Tally of nations where it’s a crime to be gay rises to 73

The central African nation of Gabon has adopted a law against same-sex sexual relations, running counter to the general trend of countries overturning such repressive laws in recent years. With the addition of Gabon, the tally of nations with anti-homosexuality laws rose to 73.


From the African Human Rights Media Network


To illustrate its article about Gabon’s new anti-gay law, the Gabon Review used this generic photo from an unidentified time and place. Other publications have used the same photo in the past.

The new law in Gabon was adopted in July, but it apparently was not widely publicized until October.

The new law provides for a prison sentence of up to six months and a fine of up to 5 million CFA francs (about U.S. $8,500 or 7,600 euros).

Location of Gabon in west central Africa.

The International Lesbian, Gay, Bisexual, Trans and Intersex Association (ILGA) published an updated report on “State-Sponsored Homophobia,” the number was down 24 percent from ILGA’s list of 92 countries in 2006. That was the year when the global rights group began documenting the laws that are used to persecute LGBT people.

The Gabon Review reported that the issue of homosexuality “has been fueling conversations for some years now,” extending back to 2013, when two men announced their marriage.
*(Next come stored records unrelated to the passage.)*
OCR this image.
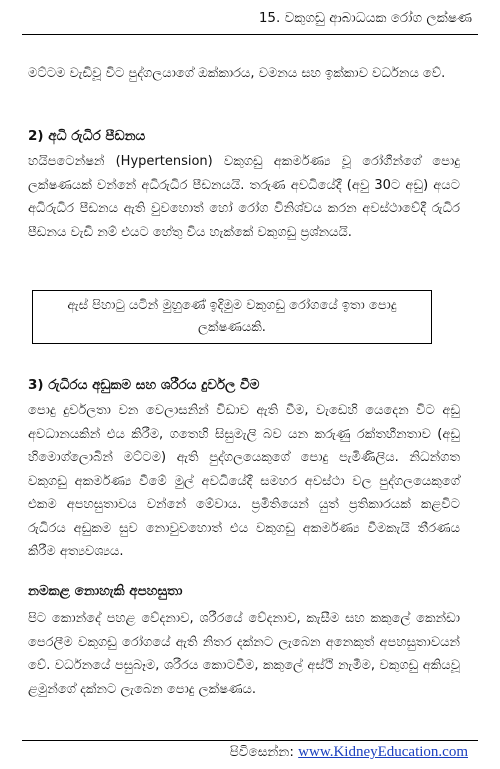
15. වකුගඩු ආබාධයක රෝග ලක්ෂණ

මට්ටම වැඩිවූ විට පුද්ගලයාගේ ඔක්කාරය, වමනය සහ ඉක්කාව වර්ධනය වේ.

2) අධි රුධිර පීඩනය

හයිපටෙන්ෂන් (Hypertension) වකුගඩු අකර්මණ්‍ය වූ රෝගීන්ගේ පොදු ලක්ෂණයක් වන්නේ අධිරුධිර පීඩනයයි. තරුණ අවධියේදී (අවු 30ට අඩු) අයට අධිරුධිර පීඩනය ඇති වුවහොත් හෝ රෝග විනිශ්වය කරන අවස්ථාවේදී රුධිර පීඩනය වැඩි නම් එයට හේතු විය හැක්කේ වකුගඩු ප්‍රශ්නයයි.

ඇස් පිහාටු යටින් මුහුණේ ඉදිමුම වකුගඩු රෝගයේ ඉතා පොදු ලක්ෂණයකි.

3) රුධිරය අඩුකම සහ ශරීරය දුර්වල වීම

පොදු දුර්වලතා වන වෙලාසනින් විඩාව ඇති වීම, වැඩෙහි යෙදෙන විට අඩු අවධානයකින් එය කිරීම, ගතෙහි සිසුමැලි බව යන කරුණු රක්තහීනතාව (අඩු හිමොග්ලොබින් මට්ටම) ඇති පුද්ගලයෙකුගේ පොදු පැමිණිලිය. නිධන්ගත වකුගඩු අකර්මණ්‍ය වීමේ මුල් අවධියේදී සමහර අවස්ථා වල පුද්ගලයෙකුගේ එකම අපහසුතාවය වන්නේ මේවාය. ප්‍රමිතියෙන් යුත් ප්‍රතිකාරයක් කළවිට රුධිරය අඩුකම සුව නොවුවහොත් එය වකුගඩු අකර්මණ්‍ය වීමකැයි තීරණය කිරීම අත්‍යවශ්‍යය.

නමකළ නොහැකි අපහසුතා

පිට කොන්දේ පහළ වේදනාව, ශරීරයේ වේදනාව, කැසීම සහ කකුලේ කෙන්ඩා පෙරලීම වකුගඩු රෝගයේ ඇති නිතර දක්නට ලැබෙන අනෙකුත් අපහසුතාවයන් වේ. වර්ධනයේ පසුබෑම, ශරීරය කොටවීම, කකුලේ අස්ථි නැමීම, වකුගඩු අකියවූ ළමුන්ගේ දක්නට ලැබෙන පොදු ලක්ෂණය.

පිවිසෙන්න: www.KidneyEducation.com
The couple was arrested and released, and public prosecutor Sidonie Flore Ouwé stated that “there was no marriage in the sense of law and custom”.

The relationship between the two men had gone on for years before they decided to celebrate their union without a civil registrar. At the time, the prosecutor pointed out that they were adults and that “there is no provision in the Gabonese Penal Code punishing adults for acts against nature.”

In its latest report on anti-gay laws worldwide, ILGA said the news from Gabon is “most worrying.”

ILGA added, “In the aftermath of Gabon’s enactment of its new Penal Code, it was reported that neighbouring Equatorial Guinea was in the process of preparing a draft bill that would also criminalize consensual same-sex sexual activity.”

In recent years, several countries have overturned their anti-gay laws — in Trinidad, the High Court overturned the country’s anti-sodomy law in 2018; in India, the Supreme Court overturned the nation’s 158-year-old prohibition of sex “against the order of nature,” also in 2018; Angola adopted a new Penal Code without an anti-gay provision in January 2019; and Botswana’s High Court overturned its anti-gay law in June 2019.

In the opposite direction, Chad adopted a new anti-gay law in 2017 and Kenya’s High Court refused to overturn the anti-gay laws there in May 2019.